12/20/07 12:00 a.m.

I have asked this question on other boards without a satisfactory answer. I have also researched the issue and found no reply to my querry, to wit; Why are some european cars outfitted with yellow lamps? Don't get me wrong, I have no problem with them, in fact I love them, I'm just curious. Its interesting also that the W123 Benz has the yellow fog lights on the american version but integrated clear lenses and lights on the Euro version-a case of complying with US Fed law as I understand it. So, I figure there is probably a similar Euro regulation to explain it. Is there, does someone know what it is? I'm just curious about it, what do you all know?

Nick_95_6sp None
12/20/07 9:54 a.m.

I never tried to confirm it via research, but I always thought that yellow light gives better visibility in fog since it has less reflection/glare off the fog moisture particles. I also noticed that when I wear glasses with yellow lenses, and then I look at something yellow like the lines along a highway, the lines look pink until my eyes readjust. But this has nothing to do with the yellow lights, I only added it to make conversation.

wlkelley3 None
12/20/07 12:04 p.m.

Yellow helps give contrast when everything is white. I used yellow fog lights when living in Alaska. When the ground is all white it's hard to see unlevel ground, such as a pile of snow. You find it when you run into it. Yellow lights will cause a shadow around it and the pile of snow is visable. It works similiar in fog. It doesn't help you see farther, just gives conrast to what you can see causing irregularaties to stand out. Amber (yellow) lens glasses does almost the same thing in a different way. Something about color, absorbtion and reflective ability. To me, yellow lights are fog lights and white lights are driving lights. Not sure why on the american-spec vs Euro-spec cars, I'm sure there's some regulation on it though.

12/21/07 8:02 a.m.

You might like the link, it's a detailed research project on the history of headlights in the world.

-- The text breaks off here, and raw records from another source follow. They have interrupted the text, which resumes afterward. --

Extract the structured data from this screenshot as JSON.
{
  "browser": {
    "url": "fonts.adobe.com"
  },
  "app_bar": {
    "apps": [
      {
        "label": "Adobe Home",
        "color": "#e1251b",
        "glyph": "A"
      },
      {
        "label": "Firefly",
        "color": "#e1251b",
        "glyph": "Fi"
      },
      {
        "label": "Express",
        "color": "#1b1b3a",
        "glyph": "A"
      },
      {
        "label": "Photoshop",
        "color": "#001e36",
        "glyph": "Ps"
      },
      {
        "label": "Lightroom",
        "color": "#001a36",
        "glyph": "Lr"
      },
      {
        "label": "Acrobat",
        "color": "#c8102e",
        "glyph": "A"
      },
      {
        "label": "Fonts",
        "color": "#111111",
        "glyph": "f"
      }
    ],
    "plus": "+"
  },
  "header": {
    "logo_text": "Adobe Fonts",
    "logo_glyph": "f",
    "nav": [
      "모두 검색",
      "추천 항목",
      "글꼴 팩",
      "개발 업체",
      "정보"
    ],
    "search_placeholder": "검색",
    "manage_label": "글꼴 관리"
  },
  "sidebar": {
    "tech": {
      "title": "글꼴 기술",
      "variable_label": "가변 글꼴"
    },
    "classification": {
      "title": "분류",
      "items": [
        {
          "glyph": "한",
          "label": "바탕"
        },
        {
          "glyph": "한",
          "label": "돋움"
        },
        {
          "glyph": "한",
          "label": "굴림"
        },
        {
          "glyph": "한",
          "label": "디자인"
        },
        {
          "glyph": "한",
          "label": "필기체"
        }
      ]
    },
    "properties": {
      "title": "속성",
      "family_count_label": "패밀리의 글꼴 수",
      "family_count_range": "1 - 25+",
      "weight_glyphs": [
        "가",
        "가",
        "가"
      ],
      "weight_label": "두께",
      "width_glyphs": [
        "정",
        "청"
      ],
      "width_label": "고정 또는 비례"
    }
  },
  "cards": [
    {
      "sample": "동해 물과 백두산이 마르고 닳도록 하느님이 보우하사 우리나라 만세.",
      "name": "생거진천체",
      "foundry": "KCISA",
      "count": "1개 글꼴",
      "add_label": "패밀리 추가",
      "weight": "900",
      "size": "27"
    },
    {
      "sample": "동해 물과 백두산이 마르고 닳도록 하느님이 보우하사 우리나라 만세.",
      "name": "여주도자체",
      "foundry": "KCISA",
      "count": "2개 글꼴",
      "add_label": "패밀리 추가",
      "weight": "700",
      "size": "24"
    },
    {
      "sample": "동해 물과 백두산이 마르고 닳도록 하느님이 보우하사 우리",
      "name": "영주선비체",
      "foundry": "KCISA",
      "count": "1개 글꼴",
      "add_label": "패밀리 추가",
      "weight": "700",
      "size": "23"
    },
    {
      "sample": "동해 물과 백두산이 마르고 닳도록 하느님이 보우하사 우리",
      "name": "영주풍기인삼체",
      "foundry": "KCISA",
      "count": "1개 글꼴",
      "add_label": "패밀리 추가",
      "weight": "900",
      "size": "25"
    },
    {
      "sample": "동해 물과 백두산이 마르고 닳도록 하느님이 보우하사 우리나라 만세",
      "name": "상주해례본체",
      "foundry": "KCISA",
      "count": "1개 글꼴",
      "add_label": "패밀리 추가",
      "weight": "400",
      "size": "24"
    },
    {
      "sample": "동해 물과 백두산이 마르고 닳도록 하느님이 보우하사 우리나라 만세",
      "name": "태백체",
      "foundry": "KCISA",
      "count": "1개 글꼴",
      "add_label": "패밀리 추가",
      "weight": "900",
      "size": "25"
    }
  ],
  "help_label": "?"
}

From page 14 of the report:

In 1937 France legislated that headlamps emit (selective) yellow light (Jehu, 1954; Nelson, 1954). The French gave the following reasons for requiring yellow light: improvements in visibility under conditions of glare, and, even more important, reductions in fatigue under glare conditions. The yellow headlamp color was obtained by several different methods: a glass bulb with a different chemical composition, coatings on the glass bulb, a yellow headlamp lens, or a yellow filter. Because the yellow glass for bulbs reduced the emitted light intensity by about 18% (Jehu, 1954), this may have contributed to the perception of reduced glare from yellow headlamps. Many tests were run in different countries which failed to show any significant advantage in favor of yellow headlamps (Schreuder, 1976). However, within France, the mandatory use of yellow headlamps continued until the early 1990s.

and since the software doesn't seem to include the link (Christ is this software clunky!), here's the address:

Tim Baxter
Tim Baxter Online Editor
12/21/07 11:01 a.m.
the software doesn't seem to include the link

What do you mean?

12/21/07 5:03 p.m.

Now that was the answer I was looking for! Thanks for the awesome response. I like the ambers and have big fogs on my BGT. I thought about putting amber "appliques" on the headlights but figured it would be overkill and its actually illegal in my state. Anyway, thanks!